The majority of men with PD retain the ability to obtain and maintain an erection. However, they may have difficulties in achieving vaginal penetration and sexual activity, as a result of curvature, pain on intromission or partner dyspareunia. Inadequate erections are reported in about 20% of patients with symptomatic PD.
A recent review by Ahmed El-Sakka from Makkah, Saudi Arabia, examined the prevalence of Peyronie’s disease among a population of men complaining of erectile dysfunction. Also analyzed were the risk factors and medical comorbidities in patients with this disease. The review is published in the March, 2006 issue of European Urology.
A prospective office-based study was performed from December 2001 to December 2004 and 1,440 male patients with a clinical diagnosis of ED were enrolled in the study. Patients were interviewed for ED using the IIEF. Patients were also interviewed for socio-demographic factors and relevant medical history. Socio-demographic factors included age, obesity and smoking habits. Medical history and risk factors included diabetes, hypertension, dyslipidemia, and psychological disorders. The diagnosis of Peyronie’s disease was based on a penile plaque on routine examination of the penis, or acquired penile curvature that was confirmed by using an intracorporeal injection of 10mcg of prostaglandin E1.
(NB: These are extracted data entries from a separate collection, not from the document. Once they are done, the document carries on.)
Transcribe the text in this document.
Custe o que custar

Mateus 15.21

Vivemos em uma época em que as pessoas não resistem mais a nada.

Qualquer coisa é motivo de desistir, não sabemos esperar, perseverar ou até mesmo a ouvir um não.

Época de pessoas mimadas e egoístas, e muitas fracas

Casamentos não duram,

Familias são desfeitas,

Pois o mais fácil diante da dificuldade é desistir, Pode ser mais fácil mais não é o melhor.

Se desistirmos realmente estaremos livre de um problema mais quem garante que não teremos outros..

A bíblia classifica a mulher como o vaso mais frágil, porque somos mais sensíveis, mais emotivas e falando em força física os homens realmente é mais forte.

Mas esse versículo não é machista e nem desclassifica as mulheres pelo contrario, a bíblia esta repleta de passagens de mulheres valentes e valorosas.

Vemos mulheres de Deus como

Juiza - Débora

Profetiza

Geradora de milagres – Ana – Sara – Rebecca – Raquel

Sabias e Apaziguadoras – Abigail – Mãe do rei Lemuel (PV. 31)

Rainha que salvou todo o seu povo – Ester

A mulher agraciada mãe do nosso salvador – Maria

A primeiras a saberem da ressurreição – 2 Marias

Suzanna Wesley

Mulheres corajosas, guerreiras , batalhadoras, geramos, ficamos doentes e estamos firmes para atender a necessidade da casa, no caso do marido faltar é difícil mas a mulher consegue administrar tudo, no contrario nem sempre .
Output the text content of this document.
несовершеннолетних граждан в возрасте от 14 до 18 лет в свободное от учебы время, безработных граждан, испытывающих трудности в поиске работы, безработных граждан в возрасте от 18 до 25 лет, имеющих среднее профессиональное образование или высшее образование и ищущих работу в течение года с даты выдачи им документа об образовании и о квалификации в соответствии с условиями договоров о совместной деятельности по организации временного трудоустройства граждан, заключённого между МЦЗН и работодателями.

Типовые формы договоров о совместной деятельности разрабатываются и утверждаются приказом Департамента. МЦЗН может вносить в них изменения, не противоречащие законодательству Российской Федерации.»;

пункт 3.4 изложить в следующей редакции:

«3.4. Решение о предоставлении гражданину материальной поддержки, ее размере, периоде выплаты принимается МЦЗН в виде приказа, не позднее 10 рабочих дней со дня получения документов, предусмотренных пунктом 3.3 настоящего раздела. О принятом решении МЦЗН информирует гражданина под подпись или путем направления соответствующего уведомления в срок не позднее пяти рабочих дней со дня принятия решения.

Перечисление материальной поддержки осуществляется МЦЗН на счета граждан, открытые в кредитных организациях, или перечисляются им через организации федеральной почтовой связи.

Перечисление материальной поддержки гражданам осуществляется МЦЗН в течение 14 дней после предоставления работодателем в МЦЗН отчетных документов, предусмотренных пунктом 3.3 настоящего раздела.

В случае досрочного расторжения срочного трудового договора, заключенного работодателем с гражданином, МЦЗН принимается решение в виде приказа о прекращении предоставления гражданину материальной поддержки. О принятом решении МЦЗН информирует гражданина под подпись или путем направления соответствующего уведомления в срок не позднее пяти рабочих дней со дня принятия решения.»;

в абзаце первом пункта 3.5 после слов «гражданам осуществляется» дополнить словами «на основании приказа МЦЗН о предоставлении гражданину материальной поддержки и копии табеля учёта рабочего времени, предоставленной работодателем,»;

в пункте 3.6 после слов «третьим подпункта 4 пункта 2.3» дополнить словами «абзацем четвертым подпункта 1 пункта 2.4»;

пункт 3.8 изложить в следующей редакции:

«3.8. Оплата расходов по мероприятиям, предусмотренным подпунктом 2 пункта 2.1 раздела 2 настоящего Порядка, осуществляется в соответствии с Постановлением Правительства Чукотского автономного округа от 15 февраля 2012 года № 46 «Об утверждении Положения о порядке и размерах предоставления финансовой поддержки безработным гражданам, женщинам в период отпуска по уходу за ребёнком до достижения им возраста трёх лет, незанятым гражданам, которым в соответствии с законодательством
Of the 1,440 patients, 84% were sexually active. 11.8% of the total had mild, 38.3% had moderate and 49.9% had severe ED. 11.3% of the patients had low testosterone levels and 9.2% had hyperprolactenemia. Analysis of the results showed that 7.9% of the patients had Peyronie’s disease; of those 27.2% had sought medical advice at the time of screening. The remaining patients were detected during examination. Mean age of the patients were 54.1 years and 52.5 years for patients with and without PD respectively. Of the patients, 12.9% were below 40 years, 76.7% were overweight or obese, and 38.2% were current or ex-smokers. There were significant associations between PD and both longer duration and increased severity of ED. There were also significant associations between PD and the following socio-demographic risk factors of ED: age, obesity, smoking, duration and number of cigarettes smoked per day. Concomitant diseases and medical comorbidities such as diabetes, dyslipidemia, psychological disorders and the presence of at least one risk factor were significantly associated with PD in patients with ED.
This study offers a quantitative estimate of the prevalence of PD among ED patients in an office-based practice. There were significant associations between ED risk factors and PD.